In May, Symantec warned about new malware, known as VPNFilter, which targets routers and network-attached storage devices.
VPNFilter can knock out and kill infected devices, and unlike most IoT threats, it can survive a reboot.
VPNFilter has various malicious capabilities, which include spying on traffic routed through the device.
“Its creators appear to have a particular interest in SCADA industrial control systems, creating a module which specifically intercepts Modbus SCADA communications,” said Symantec.
Good news is that the malware does not appear to scan and indiscriminately infect every vulnerable device.
Cisco Talos recently discovered that VPNFilter was targeting more routers and NAS devices than initially thought, and has additional capabilities.
It said VPNFilter is capable of infecting enterprise and small office and home office routers from ASUS, D-Link, Huawei, Linksys, MikroTik, Netgear, TP-Link, Ubiquiti, Upvel, and ZTE.

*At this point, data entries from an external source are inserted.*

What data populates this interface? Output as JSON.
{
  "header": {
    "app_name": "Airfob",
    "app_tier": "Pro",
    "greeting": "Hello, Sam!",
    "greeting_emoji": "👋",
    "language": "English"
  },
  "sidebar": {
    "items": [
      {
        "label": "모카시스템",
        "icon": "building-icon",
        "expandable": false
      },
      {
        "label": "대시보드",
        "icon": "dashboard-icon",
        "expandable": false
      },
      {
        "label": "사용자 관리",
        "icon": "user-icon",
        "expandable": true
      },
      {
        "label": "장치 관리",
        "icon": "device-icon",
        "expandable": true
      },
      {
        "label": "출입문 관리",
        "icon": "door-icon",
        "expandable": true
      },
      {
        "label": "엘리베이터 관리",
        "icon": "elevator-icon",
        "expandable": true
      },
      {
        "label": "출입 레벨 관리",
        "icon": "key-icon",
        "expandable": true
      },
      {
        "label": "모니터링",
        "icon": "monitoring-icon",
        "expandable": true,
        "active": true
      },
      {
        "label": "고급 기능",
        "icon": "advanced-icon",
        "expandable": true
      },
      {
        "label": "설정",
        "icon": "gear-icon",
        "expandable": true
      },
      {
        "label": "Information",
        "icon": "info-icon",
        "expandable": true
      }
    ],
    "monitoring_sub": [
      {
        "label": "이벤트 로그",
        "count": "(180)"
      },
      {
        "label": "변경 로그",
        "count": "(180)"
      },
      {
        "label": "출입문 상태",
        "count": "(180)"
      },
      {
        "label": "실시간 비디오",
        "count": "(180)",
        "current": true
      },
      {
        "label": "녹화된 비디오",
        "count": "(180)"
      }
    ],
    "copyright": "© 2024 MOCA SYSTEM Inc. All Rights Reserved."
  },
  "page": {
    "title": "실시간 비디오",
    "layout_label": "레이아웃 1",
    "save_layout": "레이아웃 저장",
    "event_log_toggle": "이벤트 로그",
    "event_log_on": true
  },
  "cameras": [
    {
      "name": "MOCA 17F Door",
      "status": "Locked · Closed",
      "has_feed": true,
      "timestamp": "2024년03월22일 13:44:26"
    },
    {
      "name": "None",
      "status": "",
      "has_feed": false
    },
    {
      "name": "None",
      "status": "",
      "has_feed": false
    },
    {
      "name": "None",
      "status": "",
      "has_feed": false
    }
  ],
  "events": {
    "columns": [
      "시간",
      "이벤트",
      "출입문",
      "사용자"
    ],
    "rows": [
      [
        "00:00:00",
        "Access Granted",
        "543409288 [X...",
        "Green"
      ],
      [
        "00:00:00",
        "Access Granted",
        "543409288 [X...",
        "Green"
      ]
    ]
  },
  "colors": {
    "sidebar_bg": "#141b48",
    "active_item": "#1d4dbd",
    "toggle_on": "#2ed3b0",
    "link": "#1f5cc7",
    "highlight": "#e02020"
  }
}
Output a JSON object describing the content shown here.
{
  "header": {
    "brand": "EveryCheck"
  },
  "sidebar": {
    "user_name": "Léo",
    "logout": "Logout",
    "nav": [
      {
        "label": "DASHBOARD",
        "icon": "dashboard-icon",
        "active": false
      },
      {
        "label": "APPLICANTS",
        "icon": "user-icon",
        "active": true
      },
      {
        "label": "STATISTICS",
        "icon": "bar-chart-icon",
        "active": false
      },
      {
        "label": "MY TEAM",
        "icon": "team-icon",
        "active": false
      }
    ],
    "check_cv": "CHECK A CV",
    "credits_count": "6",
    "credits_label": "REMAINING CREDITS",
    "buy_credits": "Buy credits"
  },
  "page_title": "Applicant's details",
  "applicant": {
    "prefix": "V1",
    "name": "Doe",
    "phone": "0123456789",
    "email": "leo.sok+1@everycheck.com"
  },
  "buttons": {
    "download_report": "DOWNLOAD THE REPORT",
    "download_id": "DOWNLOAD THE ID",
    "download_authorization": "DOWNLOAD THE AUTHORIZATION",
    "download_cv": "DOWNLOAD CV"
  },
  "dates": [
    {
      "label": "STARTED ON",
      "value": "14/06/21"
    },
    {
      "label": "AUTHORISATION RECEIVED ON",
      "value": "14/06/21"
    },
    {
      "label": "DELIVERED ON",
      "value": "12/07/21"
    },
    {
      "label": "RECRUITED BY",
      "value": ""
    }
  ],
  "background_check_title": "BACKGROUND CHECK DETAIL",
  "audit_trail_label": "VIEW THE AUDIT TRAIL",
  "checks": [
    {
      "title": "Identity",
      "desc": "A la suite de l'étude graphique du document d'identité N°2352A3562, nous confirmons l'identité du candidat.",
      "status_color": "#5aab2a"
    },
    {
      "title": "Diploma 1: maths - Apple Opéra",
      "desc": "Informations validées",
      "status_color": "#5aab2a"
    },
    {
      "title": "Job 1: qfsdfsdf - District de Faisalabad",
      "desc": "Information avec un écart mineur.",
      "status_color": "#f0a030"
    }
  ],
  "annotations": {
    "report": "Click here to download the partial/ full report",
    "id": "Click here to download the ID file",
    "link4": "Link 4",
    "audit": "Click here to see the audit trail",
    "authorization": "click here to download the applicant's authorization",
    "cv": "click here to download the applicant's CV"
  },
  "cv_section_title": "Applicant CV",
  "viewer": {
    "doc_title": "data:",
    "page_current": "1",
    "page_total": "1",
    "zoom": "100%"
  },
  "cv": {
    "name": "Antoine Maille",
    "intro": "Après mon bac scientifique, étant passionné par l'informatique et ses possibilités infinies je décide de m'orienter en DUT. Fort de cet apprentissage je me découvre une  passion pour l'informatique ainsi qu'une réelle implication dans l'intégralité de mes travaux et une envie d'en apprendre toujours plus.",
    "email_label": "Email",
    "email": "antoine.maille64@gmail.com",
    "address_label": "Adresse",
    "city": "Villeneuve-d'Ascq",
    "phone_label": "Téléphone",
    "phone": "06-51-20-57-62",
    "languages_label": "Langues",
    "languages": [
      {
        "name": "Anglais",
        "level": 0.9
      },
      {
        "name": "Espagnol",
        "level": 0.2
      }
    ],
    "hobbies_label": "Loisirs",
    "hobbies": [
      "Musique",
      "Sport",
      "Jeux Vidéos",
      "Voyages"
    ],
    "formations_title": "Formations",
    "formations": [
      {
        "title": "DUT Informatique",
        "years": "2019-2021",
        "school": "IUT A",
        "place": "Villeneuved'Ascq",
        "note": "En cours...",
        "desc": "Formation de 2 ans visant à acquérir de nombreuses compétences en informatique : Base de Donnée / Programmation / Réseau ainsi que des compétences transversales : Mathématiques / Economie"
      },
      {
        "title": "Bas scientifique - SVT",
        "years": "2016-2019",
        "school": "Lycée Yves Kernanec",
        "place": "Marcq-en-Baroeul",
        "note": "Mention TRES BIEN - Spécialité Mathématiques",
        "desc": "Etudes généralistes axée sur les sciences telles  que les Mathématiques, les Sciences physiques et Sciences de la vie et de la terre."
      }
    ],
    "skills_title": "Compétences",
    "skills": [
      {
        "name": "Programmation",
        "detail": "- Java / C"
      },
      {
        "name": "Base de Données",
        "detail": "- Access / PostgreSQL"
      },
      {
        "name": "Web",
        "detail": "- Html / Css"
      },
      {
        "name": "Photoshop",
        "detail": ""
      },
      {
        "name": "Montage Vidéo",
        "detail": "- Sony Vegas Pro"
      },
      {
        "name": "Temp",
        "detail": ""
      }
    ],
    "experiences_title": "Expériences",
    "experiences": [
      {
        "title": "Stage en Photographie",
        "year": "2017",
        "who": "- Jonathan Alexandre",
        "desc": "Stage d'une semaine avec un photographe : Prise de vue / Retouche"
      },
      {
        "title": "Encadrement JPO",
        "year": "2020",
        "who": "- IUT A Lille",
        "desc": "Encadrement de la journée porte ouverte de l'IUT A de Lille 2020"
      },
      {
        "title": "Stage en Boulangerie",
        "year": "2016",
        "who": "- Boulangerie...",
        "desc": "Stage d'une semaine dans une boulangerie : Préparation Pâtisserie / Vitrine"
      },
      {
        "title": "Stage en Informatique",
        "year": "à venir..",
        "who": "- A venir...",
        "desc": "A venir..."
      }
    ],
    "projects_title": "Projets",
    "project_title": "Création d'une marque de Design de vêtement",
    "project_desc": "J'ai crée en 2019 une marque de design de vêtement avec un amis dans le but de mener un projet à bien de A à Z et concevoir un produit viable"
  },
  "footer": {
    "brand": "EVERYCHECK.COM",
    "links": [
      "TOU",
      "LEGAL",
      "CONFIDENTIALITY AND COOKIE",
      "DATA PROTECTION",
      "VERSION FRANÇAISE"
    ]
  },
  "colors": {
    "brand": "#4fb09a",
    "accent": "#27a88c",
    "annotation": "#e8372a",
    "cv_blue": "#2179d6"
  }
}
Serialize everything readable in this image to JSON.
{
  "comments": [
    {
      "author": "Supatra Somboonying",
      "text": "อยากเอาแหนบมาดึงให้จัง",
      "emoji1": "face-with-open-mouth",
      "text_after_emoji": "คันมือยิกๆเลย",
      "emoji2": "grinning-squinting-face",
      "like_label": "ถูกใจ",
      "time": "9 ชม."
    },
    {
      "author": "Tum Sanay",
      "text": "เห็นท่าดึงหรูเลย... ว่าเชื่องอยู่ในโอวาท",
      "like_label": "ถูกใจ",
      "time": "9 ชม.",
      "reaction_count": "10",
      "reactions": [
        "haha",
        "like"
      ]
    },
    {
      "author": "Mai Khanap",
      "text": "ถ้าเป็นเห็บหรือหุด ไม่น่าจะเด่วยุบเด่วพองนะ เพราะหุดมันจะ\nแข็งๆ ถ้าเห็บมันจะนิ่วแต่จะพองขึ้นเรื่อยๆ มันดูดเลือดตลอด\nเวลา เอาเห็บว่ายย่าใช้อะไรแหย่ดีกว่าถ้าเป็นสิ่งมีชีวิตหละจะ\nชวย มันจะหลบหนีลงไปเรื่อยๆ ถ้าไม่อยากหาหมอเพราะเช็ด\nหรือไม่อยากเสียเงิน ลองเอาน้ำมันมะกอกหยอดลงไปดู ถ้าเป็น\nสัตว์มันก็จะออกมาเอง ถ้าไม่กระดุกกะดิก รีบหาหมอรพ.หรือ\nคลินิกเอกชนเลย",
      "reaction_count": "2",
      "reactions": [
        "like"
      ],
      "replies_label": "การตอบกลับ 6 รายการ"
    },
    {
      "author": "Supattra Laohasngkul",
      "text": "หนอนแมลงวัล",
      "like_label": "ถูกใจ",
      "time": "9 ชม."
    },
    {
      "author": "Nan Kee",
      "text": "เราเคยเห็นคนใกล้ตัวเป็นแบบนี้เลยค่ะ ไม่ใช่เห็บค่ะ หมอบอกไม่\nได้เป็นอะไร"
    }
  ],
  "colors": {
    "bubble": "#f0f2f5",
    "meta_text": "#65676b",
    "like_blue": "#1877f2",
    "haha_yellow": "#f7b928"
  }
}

The malware can also infect and make it possible to attack QNAP NAS devices.
|Devices affected by VPNFilter|
|ASUS RT-AC66U||D-Link DES-1210-08P||Linksys E1200||TP-Link R600VPN|
|ASUS RT-N10||D-Link DIR-300||Linksys E2500||TP-Link TL-WR741ND|
|ASUS RT-N10E||D-Link DIR-300A||Linksys E3000||TP-Link TL-WR841N|
|ASUS RT-N10U||D-Link DSR-250N||Linksys E3200|
|ASUS RT-N56U||D-Link DSR-500N||Linksys E4200||Huawei|
|ASUS RT-N66U||D-Link DSR-1000||Linksys RV082||Huawei HG8245|
|D-Link DSR-1000N||Linksys WRVS4400N|
|Ubiquiti NSM2||ZTE Devices ZXHN H108N||Upvel Devices – unknown models||QNAP TS251|
|Ubiquiti PBE M5||QNAP TS439 Pro|
|Other QNAP NAS devices running QTS software|
|MikroTik CCR1009||MikroTik CCR1016||Netgear DG834||Netgear DGN1000|
|MikroTik CCR1036||MikroTik CCR1072||Netgear DGN2200||Netgear DGN3500|
|MikroTik CRS109||MikroTik CRS112||Netgear FVS318N||Netgear MBRN3000|
|MikroTik CRS125||MikroTik RB411||Netgear R6400||Netgear R7000|
|MikroTik RB450||MikroTik RB750||Netgear R8000||Netgear WNR1000|
|MikroTik RB911||MikroTik RB921||Netgear WNR2000||Netgear WNR2200|
|MikroTik RB941||MikroTik RB951||Netgear WNR4000||Netgear WNDR3700|
|MikroTik RB952||MikroTik RB960||Netgear WNDR4000||Netgear WNDR4300|
|MikroTik RB962||MikroTik RB1100||Netgear WNDR4300-TN||Netgear UTM50|
|MikroTik RB1200||MikroTik RB2011|
|MikroTik RB3011||MikroTik RB Groove|
|MikroTik RB Omnitik||MikroTik STX5|
What owners should do
If you own one of these devices, you should immediately reboot it. This will temporarily remove the destructive component of VPNFilter.
However, if infected, the continuing presence of the malware means the full VPNFilter can be reinstalled by attackers.
Performing a hard reset of the device, which restores factory settings, should wipe it clean and remove all traces of the malware.
Users should also apply the latest available patches to affected devices and ensure that none use default credentials.
Netgear advised its customers to change default passwords and ensure that remote management is turned off.